Once again we’ve landed in the middle of a national festival we don’t understand. This particular holiday celebrates the defeat of the Spanish in a battle on the volcano, Pinchancha, in 1822.
We assumed, wrongly, that the holiday would be on May 24 but it turns out the holiday was actually celebrated on Friday, May 27. To allow for a long weekend.
Friday evening, having left the music venue and headed home, we found ourselves walking through a thick crowd of people in the plaza. As the crowd grew almost impossibly thick, I noticed they were all facing the same direction toward a 15-foot-tall structure. My mind had just observed this and I had just said to Steve, “Do you think something is about to happen?” When the structure exploded with fireworks: whistles and pops, sparks and smoke, cinders, color and light shooting this way and that for fully five minutes.
For Americans from a nanny state where our safety is mandated, we were far, far too close to this eruption. It went on for about 5 minutes shooting hot cinders and sulfurous smoke in all directions. We were trapped in a crowd with nowhere to go. All we could do duck and wait it out hoping that everything went as planned.

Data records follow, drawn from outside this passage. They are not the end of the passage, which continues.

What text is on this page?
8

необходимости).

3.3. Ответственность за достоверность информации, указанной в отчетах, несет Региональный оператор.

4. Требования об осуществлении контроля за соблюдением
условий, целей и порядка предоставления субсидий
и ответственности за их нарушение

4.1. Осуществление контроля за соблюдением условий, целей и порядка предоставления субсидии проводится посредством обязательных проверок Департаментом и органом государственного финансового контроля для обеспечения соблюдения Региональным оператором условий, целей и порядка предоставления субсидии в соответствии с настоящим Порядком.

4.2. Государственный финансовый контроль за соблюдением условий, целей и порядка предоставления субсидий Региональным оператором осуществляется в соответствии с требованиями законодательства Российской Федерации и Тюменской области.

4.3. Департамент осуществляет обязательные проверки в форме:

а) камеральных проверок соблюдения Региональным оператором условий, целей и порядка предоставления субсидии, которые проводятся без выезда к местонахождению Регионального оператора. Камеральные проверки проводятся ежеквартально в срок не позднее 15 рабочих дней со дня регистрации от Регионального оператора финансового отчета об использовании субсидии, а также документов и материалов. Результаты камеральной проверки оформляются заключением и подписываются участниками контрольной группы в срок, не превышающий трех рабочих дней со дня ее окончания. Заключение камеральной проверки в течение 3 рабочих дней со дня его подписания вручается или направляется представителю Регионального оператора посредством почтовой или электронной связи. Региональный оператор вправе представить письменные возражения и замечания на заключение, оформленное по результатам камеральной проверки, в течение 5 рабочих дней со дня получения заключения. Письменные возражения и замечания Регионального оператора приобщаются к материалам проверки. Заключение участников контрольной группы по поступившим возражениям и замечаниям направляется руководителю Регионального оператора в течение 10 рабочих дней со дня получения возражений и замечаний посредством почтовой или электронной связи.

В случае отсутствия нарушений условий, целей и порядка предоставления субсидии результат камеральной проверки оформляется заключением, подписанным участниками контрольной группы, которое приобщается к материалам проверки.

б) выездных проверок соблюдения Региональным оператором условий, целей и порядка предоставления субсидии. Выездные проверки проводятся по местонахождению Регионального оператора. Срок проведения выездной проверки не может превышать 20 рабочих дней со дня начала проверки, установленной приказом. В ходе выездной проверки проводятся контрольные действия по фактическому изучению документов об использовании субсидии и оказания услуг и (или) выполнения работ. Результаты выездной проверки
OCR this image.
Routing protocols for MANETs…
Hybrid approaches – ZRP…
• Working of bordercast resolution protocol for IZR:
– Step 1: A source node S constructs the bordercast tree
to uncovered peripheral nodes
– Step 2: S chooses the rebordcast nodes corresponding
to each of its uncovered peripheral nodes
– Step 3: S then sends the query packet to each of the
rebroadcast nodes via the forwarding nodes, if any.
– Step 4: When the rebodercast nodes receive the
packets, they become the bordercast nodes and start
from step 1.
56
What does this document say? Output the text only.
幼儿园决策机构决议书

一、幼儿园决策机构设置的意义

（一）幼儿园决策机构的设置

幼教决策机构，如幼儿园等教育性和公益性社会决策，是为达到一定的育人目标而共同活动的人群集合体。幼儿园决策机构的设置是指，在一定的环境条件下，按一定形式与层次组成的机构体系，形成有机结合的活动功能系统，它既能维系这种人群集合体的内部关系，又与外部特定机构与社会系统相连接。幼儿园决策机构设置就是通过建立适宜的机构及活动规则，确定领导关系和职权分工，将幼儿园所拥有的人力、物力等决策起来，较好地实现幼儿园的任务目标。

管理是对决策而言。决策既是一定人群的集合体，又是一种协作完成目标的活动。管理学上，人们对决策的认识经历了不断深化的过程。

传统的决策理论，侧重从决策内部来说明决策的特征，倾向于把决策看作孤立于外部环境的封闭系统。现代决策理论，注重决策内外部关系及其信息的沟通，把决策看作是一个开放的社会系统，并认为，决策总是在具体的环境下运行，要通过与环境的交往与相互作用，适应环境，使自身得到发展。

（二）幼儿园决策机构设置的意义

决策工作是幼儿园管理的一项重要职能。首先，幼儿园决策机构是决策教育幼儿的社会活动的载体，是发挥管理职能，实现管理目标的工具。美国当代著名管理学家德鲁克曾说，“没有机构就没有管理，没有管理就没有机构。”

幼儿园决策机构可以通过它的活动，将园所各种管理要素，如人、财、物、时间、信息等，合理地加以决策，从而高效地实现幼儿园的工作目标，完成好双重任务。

When it finally played out. Dancers in animal costumes came out from somewhere and began dancing around the now tattered structure.
We didn’t stick around after that. To suddenly find oneself in the middle of a battle you don’t understand, even a recreated battle, is disconcerting. I was vividly remained that I am a foreigner and whatever I think I understand; I am probably wrong. So keep my eyes open and pay attention.